Papan iklan di lantai berbunyi: “Machine-en Werktuighandel” (perdagangan mesin
dan alat) dan “Scheepsleverancier” (pemasok bahan kapal). Di latar belakang ada
perempatan dengan Jl. Kalisosok. Disana ada penjara tua Kalisosok.
Pada gambar terlihat sebuah kereta kosong yang
sedang antre menunggu penumpang dan seorang penjual air dengan pikulan melintas
di tepi jalan. Bangunan megah berarsitektur Eropa ini tampak masih berdiri
kokoh dan dipertahankan keasliannya. Namun, teras depan bangunan cantik ini
sudah tidak kelihatan, karena tertutup warung pedagang kaki lima (lihat gambar
4).
Jl. Blaoeran
Kalau kita berjalan di Jl. Blauran sekarang
ini, tentunya kita diingatkan bahwa Jl. Blauran sekarang ini yang dulu bernama
Jl. Blaoeran adalah jalan tidak beraspal dan masih berupa jalan kaki yang pada
bagian kanan dan kirinya banyak ditumbuhi tanaman rindang.
Meskipun belum ada pasar Blaoeran, namun pada tahun 1905, di kawasan ini sudah ada beberapa penduduk yang membuka warung.
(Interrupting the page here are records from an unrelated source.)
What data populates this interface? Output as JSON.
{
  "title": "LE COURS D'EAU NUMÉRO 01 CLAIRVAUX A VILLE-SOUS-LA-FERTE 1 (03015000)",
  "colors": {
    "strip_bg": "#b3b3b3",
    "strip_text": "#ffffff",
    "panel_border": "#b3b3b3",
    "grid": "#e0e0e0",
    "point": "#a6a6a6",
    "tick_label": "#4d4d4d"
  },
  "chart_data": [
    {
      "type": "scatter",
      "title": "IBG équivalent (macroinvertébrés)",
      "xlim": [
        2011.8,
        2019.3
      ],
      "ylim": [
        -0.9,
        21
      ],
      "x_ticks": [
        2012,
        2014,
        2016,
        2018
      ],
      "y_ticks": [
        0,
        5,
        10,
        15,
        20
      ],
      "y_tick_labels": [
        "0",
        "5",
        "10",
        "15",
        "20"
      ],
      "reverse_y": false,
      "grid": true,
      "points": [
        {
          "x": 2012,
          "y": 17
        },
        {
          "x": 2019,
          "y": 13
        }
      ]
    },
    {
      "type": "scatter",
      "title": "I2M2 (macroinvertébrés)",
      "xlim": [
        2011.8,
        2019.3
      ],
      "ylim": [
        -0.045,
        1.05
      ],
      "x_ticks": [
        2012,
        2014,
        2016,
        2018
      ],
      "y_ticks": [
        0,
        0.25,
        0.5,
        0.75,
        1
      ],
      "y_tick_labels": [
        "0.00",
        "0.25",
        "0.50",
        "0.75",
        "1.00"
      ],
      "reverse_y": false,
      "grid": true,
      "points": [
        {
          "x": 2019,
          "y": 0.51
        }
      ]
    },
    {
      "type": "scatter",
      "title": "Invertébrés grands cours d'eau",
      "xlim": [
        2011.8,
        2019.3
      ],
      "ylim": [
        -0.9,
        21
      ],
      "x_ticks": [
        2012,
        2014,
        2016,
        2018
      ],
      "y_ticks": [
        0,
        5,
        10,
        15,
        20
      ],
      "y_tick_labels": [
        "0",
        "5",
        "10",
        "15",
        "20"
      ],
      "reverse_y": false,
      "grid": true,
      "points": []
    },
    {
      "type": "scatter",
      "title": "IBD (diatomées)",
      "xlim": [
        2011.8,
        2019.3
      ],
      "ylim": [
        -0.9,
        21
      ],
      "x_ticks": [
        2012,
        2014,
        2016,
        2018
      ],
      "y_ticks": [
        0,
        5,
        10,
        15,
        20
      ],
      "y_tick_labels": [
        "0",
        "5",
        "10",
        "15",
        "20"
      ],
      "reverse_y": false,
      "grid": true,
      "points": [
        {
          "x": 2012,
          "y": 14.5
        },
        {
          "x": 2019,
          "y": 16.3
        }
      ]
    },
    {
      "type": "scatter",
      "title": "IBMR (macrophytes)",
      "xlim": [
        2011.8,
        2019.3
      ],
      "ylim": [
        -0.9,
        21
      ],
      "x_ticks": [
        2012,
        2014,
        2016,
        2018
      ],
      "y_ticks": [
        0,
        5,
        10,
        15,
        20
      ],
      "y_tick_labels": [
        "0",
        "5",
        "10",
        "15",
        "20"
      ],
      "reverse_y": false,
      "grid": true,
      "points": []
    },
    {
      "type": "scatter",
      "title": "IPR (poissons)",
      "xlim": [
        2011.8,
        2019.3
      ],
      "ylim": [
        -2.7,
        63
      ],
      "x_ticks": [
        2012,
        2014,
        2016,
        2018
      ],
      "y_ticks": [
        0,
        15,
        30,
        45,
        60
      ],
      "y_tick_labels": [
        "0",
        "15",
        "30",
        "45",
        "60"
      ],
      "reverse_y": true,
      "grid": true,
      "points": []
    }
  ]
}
Akan tetapi karena kondisinya masih sangat sepi, maka para pejalan kaki dan dokar masih bebas melintas di kawasan ini (lihat gambar 1).
Dari penelusuran kami,
ada beberapa versi cerita Pasar Blauran. Berdasarkan sumber dari Litbang di
Kantor Pasar Blauran, “blauran” berasal dua suku kata berbahasa Belanda, yakni
“blauwe” (biru) dan “rand” (renda). Sebab, dulu sekitar tahun 1700 di kompleks
Blauran tersebut didirikan tembok panjang putih. Agar tembok tersebut manis
dipandang, para pengusaha mengecatkan renda biru di tembok itu, sehingga
menjadi Blaoeran.
Namun, ada versi lain tentang nama Blauran
seperti artikel yang dikutip oleh Sarkawi B. Husain, sebagai dosen sejarah
Unair, dalam tulisannya yang berjudul Sepanjang Jalan Kenangan: Makna dan
Perebutan Simbol Nama Jalan di Kota Surabaya. Asal mula nama kampung itu adalah
kata “balur” atau “mbalur” yang berarti mengeringkan ikan. Sebagai tempat
mengeringkan ikan, warga lebih enak menyebut nama “mblauran”.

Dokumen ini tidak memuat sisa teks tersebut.